Methods: On day 1, 16 volunteers (eight men and eight women; age range, 20 to 40 years; weight range, 45 to 100 kg) received simultaneous doses of midazolam intravenously (0.05 mg/kg over 30 minutes) and orally (4 mg of a stable isotope, 15N3-midazolam). Starting on day 2, 500 mg clarithromycin was administered orally twice daily for 7 days. On day 8, intravenous and oral doses of midazolam were administered 2 hours after the final clarithromycin dose. Blood and urine samples were assayed for midazolam, 15N3-midazolam, and metabolites by gas chromatography-mass spectrometry.
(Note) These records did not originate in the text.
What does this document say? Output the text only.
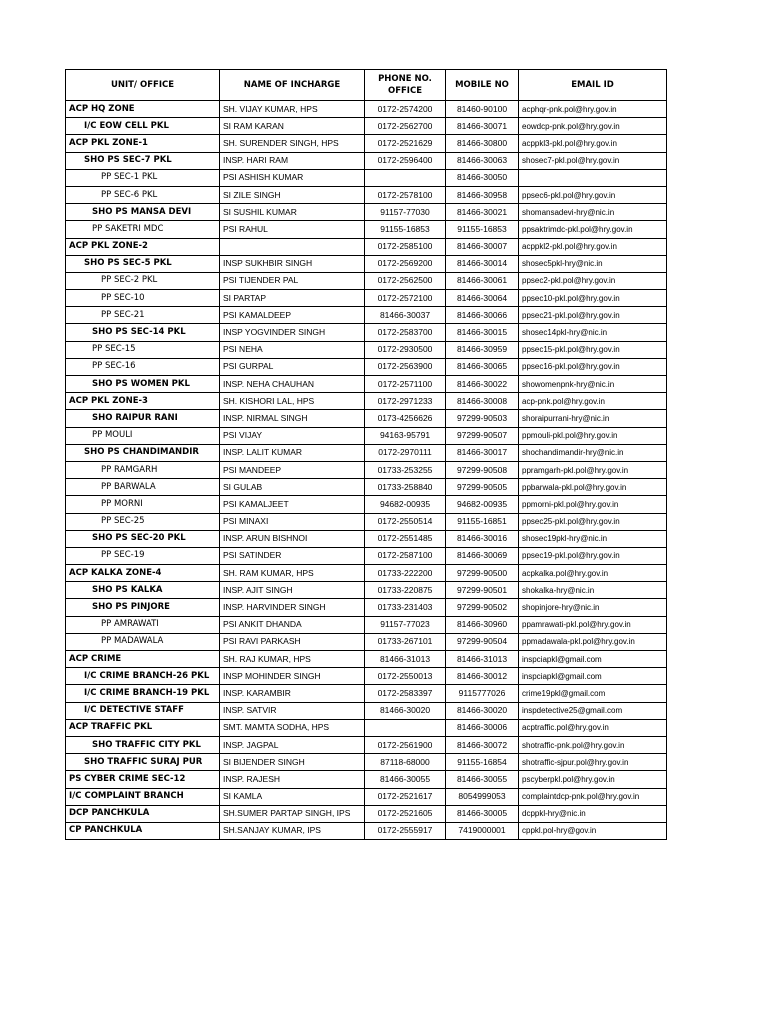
UNIT/ OFFICE	NAME OF INCHARGE	PHONE NO. OFFICE	MOBILE NO	EMAIL ID
ACP HQ ZONE	SH. VIJAY KUMAR, HPS	0172-2574200	81460-90100	acphqr-pnk.pol@hry.gov.in
I/C EOW CELL PKL	SI RAM KARAN	0172-2562700	81466-30071	eowdcp-pnk.pol@hry.gov.in
ACP PKL ZONE-1	SH. SURENDER SINGH, HPS	0172-2521629	81466-30800	acppkl3-pkl.pol@hry.gov.in
SHO PS SEC-7 PKL	INSP. HARI RAM	0172-2596400	81466-30063	shosec7-pkl.pol@hry.gov.in
PP SEC-1 PKL	PSI ASHISH KUMAR		81466-30050	
PP SEC-6 PKL	SI ZILE SINGH	0172-2578100	81466-30958	ppsec6-pkl.pol@hry.gov.in
SHO PS MANSA DEVI	SI SUSHIL KUMAR	91157-77030	81466-30021	shomansadevi-hry@nic.in
PP SAKETRI MDC	PSI RAHUL	91155-16853	91155-16853	ppsaktrimdc-pkl.pol@hry.gov.in
ACP PKL ZONE-2		0172-2585100	81466-30007	acppkl2-pkl.pol@hry.gov.in
SHO PS SEC-5 PKL	INSP SUKHBIR SINGH	0172-2569200	81466-30014	shosec5pkl-hry@nic.in
PP SEC-2 PKL	PSI TIJENDER PAL	0172-2562500	81466-30061	ppsec2-pkl.pol@hry.gov.in
PP SEC-10	SI PARTAP	0172-2572100	81466-30064	ppsec10-pkl.pol@hry.gov.in
PP SEC-21	PSI KAMALDEEP	81466-30037	81466-30066	ppsec21-pkl.pol@hry.gov.in
SHO PS SEC-14 PKL	INSP YOGVINDER SINGH	0172-2583700	81466-30015	shosec14pkl-hry@nic.in
PP SEC-15	PSI NEHA	0172-2930500	81466-30959	ppsec15-pkl.pol@hry.gov.in
PP SEC-16	PSI GURPAL	0172-2563900	81466-30065	ppsec16-pkl.pol@hry.gov.in
SHO PS WOMEN PKL	INSP. NEHA CHAUHAN	0172-2571100	81466-30022	showomenpnk-hry@nic.in
ACP PKL ZONE-3	SH. KISHORI LAL, HPS	0172-2971233	81466-30008	acp-pnk.pol@hry.gov.in
SHO RAIPUR RANI	INSP. NIRMAL SINGH	0173-4256626	97299-90503	shoraipurrani-hry@nic.in
PP MOULI	PSI VIJAY	94163-95791	97299-90507	ppmouli-pkl.pol@hry.gov.in
SHO PS CHANDIMANDIR	INSP. LALIT KUMAR	0172-2970111	81466-30017	shochandimandir-hry@nic.in
PP RAMGARH	PSI MANDEEP	01733-253255	97299-90508	ppramgarh-pkl.pol@hry.gov.in
PP BARWALA	SI GULAB	01733-258840	97299-90505	ppbarwala-pkl.pol@hry.gov.in
PP MORNI	PSI KAMALJEET	94682-00935	94682-00935	ppmorni-pkl.pol@hry.gov.in
PP SEC-25	PSI MINAXI	0172-2550514	91155-16851	ppsec25-pkl.pol@hry.gov.in
SHO PS SEC-20 PKL	INSP. ARUN BISHNOI	0172-2551485	81466-30016	shosec19pkl-hry@nic.in
PP SEC-19	PSI SATINDER	0172-2587100	81466-30069	ppsec19-pkl.pol@hry.gov.in
ACP KALKA ZONE-4	SH. RAM KUMAR, HPS	01733-222200	97299-90500	acpkalka.pol@hry.gov.in
SHO PS KALKA	INSP. AJIT SINGH	01733-220875	97299-90501	shokalka-hry@nic.in
SHO PS PINJORE	INSP. HARVINDER SINGH	01733-231403	97299-90502	shopinjore-hry@nic.in
PP AMRAWATI	PSI ANKIT DHANDA	91157-77023	81466-30960	ppamrawati-pkl.pol@hry.gov.in
PP MADAWALA	PSI RAVI PARKASH	01733-267101	97299-90504	ppmadawala-pkl.pol@hry.gov.in
ACP CRIME	SH. RAJ KUMAR, HPS	81466-31013	81466-31013	inspciapkl@gmail.com
I/C CRIME BRANCH-26 PKL	INSP MOHINDER SINGH	0172-2550013	81466-30012	inspciapkl@gmail.com
I/C CRIME BRANCH-19 PKL	INSP. KARAMBIR	0172-2583397	9115777026	crime19pkl@gmail.com
I/C DETECTIVE STAFF	INSP. SATVIR	81466-30020	81466-30020	inspdetective25@gmail.com
ACP TRAFFIC PKL	SMT. MAMTA SODHA, HPS		81466-30006	acptraffic.pol@hry.gov.in
SHO TRAFFIC CITY PKL	INSP. JAGPAL	0172-2561900	81466-30072	shotraffic-pnk.pol@hry.gov.in
SHO TRAFFIC SURAJ PUR	SI BIJENDER SINGH	87118-68000	91155-16854	shotraffic-sjpur.pol@hry.gov.in
PS CYBER CRIME SEC-12	INSP. RAJESH	81466-30055	81466-30055	pscyberpkl.pol@hry.gov.in
I/C COMPLAINT BRANCH	SI KAMLA	0172-2521617	8054999053	complaintdcp-pnk.pol@hry.gov.in
DCP PANCHKULA	SH.SUMER PARTAP SINGH, IPS	0172-2521605	81466-30005	dcppkl-hry@nic.in
CP PANCHKULA	SH.SANJAY KUMAR, IPS	0172-2555917	7419000001	cppkl.pol-hry@gov.in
Results: There was no significant (p > 0.05) difference in the urinary excretion of 1'-hydroxymidazolam after intravenous and oral dosing on day 1 or day 8, indicating that the oral dose was completely absorbed into the gut wall. The oral clearance of midazolam was found to be significantly greater in female subjects (1.9 +/- 1.0 versus 1.0 +/- 0.3 L/hr/kg; p < 0.05) than in male subjects but not systemic clearance (0.35 +/- 0.1 versus 0.44 +/- 0.1 L/hr/kg). For women not receiving oral contraceptives (n = 6) a significant gender-related difference was observed for systemic and oral clearance and for area under the curve and elimination half-life after oral administration. A significant (p < 0.05) reduction in the systemic clearance of midazolam from 28 +/- 9 L/hr to 10 +/- 3 L/hr occurred after clarithromycin administration. Oral midazolam availability was significantly increased from 0.31 +/- 0.1 to 0.75 +/- 0.2 after clarithromycin dosing. Likewise, intestinal and oral availability were significantly increased from 0.42 +/- 0.2 to 0.83 +/- 0.2 and from 0.74 +/- 0.1 to 0.90 +/- 0.04, respectively. A significant correlation was observed between intestinal and oral availability (n = 32, r = 0.98, p < 0.05). After clarithromycin administration, a significant correlation was observed between the initial hepatic or intestinal availability and the relative increase in hepatic or intestinal availability, respectively. Female subjects exhibited a greater extent of interaction after oral and intravenous dosing than male subjects (p < 0.05).
Conclusion: These data indicate that in addition to the liver, the intestine is a major site of the interaction between oral midazolam and clarithromycin. Interindividual variability in first-pass extraction of high-affinity CYP3A substrates such as midazolam is primarily a function of intestinal enzyme activity.